Выдав под занавес этот кулинарный анекдот, госпожа Алиса с решительной улыбкой пошла к камину, велев стоявшим в ожидании поварятам повесить кастрюлю и начать варить петухов. Ей хоть и нравилось производить впечатление эдакого правдолюбца, на самом деле она не хуже придворных умела пользоваться дипломатической полуправдой и уходить от ответов. Она явно не собиралась обсуждать со мной отца. Все, мне уже не удастся завести речь об узнике в сторожке, наш разговор окончен. По-прежнему избегая моего взгляда, она погнала поваренка за лучиной и водой. И в потоке ее слов как-то растворилась успокоенность, которую я ощутила после слов Джона Клемента о том, будто отец держит узника ради его же блага.

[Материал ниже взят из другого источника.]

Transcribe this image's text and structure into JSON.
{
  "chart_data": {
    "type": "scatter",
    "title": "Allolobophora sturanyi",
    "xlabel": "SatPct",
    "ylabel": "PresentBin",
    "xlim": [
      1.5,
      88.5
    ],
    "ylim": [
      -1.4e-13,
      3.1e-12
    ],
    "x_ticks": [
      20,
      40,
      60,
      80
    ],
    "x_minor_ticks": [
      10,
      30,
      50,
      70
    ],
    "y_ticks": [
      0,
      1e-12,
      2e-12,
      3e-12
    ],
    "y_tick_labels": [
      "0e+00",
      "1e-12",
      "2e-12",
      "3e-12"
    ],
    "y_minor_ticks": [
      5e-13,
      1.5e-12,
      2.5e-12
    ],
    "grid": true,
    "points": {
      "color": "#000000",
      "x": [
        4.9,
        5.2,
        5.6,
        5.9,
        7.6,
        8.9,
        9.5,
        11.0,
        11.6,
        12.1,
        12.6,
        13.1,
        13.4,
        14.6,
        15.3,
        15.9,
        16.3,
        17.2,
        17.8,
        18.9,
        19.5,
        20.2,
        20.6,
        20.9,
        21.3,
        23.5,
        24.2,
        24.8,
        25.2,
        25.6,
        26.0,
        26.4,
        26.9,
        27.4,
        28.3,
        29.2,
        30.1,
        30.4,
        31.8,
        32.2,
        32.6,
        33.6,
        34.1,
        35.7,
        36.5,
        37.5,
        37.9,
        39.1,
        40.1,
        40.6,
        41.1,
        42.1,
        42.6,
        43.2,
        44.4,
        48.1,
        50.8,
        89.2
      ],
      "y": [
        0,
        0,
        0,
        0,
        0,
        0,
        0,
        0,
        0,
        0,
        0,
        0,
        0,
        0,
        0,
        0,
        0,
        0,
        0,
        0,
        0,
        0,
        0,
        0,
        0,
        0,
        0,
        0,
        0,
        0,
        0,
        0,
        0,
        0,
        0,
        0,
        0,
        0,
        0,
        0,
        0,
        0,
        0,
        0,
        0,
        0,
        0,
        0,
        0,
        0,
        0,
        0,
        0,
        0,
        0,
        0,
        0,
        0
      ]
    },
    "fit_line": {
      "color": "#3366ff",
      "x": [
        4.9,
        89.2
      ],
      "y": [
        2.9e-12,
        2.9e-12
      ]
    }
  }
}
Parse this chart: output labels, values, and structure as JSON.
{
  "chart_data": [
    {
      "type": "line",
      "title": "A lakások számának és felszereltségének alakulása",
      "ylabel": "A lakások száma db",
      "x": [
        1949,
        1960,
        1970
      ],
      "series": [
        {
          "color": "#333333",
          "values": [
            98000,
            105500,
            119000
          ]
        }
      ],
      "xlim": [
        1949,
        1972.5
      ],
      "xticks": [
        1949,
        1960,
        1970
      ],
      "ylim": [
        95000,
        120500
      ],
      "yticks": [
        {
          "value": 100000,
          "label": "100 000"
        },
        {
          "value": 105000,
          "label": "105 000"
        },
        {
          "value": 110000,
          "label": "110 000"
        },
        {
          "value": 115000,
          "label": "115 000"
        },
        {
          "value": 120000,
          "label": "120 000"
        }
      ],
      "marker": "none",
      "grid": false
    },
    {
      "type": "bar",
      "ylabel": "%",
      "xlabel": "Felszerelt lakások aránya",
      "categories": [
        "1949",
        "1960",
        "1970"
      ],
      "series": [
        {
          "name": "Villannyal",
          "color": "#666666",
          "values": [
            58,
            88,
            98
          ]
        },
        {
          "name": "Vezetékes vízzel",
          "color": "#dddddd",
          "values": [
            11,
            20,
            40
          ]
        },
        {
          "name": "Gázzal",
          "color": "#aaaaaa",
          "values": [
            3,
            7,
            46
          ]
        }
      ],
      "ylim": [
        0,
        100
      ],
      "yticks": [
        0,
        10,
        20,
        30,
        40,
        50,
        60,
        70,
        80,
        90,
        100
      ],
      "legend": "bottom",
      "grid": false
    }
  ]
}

Ганс Гольбейн смотрел на серьезное энергичное лицо высокой, тощей, такой несветской молодой англичанки с проницательными глазами и угловатыми движениями. Она изо всех сил старалась сидеть неподвижно, хотя ее явно что-то беспокоило — все время морщила лоб и, несмотря на все усилия, то и дело ерзала на стуле. Почему-то он вдруг вспомнил Магдалину — мягкое тело, полные плечи, грудь, томные глаза, еле уловимый запах фиалок и роз. И ложь. Следы поцелуев на шее. Смущение, когда он спросил, откуда они. Вздор, произнесенный ею так нежно, что он был почти готов поверить в укусы насекомых. Мятые, теплые, влажные от пота простыни на кровати — он швырнул ее на них в тот последний вечер, после тяжелого дня, проведенного в печатне Фробена с Бонифацием и Миконием, и увидел «укусы насекомых» на груди, животе, ягодицах. И горячий красный след от своей ладони на белой щеке, ее взметнувшиеся к лицу руки. Он хлопнул дверью и бросился вниз по лестнице, чуть не воя от боли. Последнее, что он запомнил, — ее непонимающий взгляд.